High bids will boost medical courses

十二月 1, 2000

Bids from English universities for new medical places could lead to the opening of two medical schools and to a rapid expansion of four-year graduate-entry medical degrees.

The universities of York and Hull have put in a joint bid for about 120 students and the universities of Sussex and Brighton have put in a joint bid for 128 students. They hope to build on their nursing, health professional and postgraduate medical provision.

In its National Health Service plan, announced in July, the government called for 1,000 more medical places on top of the extra 1,000 announced over the past two years. Bids to the joint implementation group of the Higher Education Funding Council for England and the department of health have to be submitted by today.

Bids involving collaborative arrangements, shorter courses and widening participation were encouraged and many contain a number, if not all, of these elements.

At least half the bids are for four-year postgraduate courses, aimed at students with science or other health-related degrees. Nottingham is bidding for 100 such students; King's for 50; Leicester and Warwick for 128 (out of a total bid for 145); Newcastle for 30 (out of 70); Southampton for 60; St George's for 35; and Oxford for ten.

A number of universities without medical schools have put in bids with established schools. Hertfordshire has put in a bid for 100 students on a four-year programme in collaboration with Imperial College School of Medicine.

Bradford has put in a bid with Leeds Medical School for almost 50 students. The biggest bidder is Manchester, which wants to expand its collaboration with Keele by 230 students.

In a partnership with the Open University, Bristol is bidding for 131 places. The university was one of the few not to increase its places in the last bidding round. Half the places are in collaboration with the OU, while the rest are for four-year postgraduate courses.

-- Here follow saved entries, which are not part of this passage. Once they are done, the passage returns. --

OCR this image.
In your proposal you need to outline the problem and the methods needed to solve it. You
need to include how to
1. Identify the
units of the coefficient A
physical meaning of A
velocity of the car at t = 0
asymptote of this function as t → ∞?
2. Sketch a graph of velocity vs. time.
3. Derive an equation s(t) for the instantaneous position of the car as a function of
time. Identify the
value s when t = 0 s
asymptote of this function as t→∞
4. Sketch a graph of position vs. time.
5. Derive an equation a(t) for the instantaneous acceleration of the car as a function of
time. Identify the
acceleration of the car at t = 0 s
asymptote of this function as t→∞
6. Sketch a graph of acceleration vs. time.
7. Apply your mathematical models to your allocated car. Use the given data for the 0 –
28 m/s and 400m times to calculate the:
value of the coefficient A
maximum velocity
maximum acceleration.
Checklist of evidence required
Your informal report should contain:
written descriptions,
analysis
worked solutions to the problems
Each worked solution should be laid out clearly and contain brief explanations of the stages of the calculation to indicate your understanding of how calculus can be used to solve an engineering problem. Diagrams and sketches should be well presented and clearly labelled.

The OU has put in bids with at least six other English universities. Students will do the first two years of their medical degree over three years through the OU, then transfer to the partner institution to complete the degree.

The OU has also been consulting with Queen's University, Belfast, and Cardiff Medical School. Expansion there will depend on the approval of the national assemblies. Cardiff hopes to establish a second campus at Swansea.

It is estimated universities have bid for nearly 2,000 students.

• Medical and nursing students should study complementary and alternative medicine (Cam), according the House of Lords Science and Technology Select Committee, writes Caroline Davis.

Lord Walton's sub-committee, which reported the results of a year's research this week, said medical students should be prepared for dealing with patients using or interested in Cam.

It praised Southampton University's medical school for its Cam module, but said provision of such courses was "too uneven". It was concerned that nursing schools rarely provide Cam training. It said familiarisation should be included in the undergraduate nursing curriculum.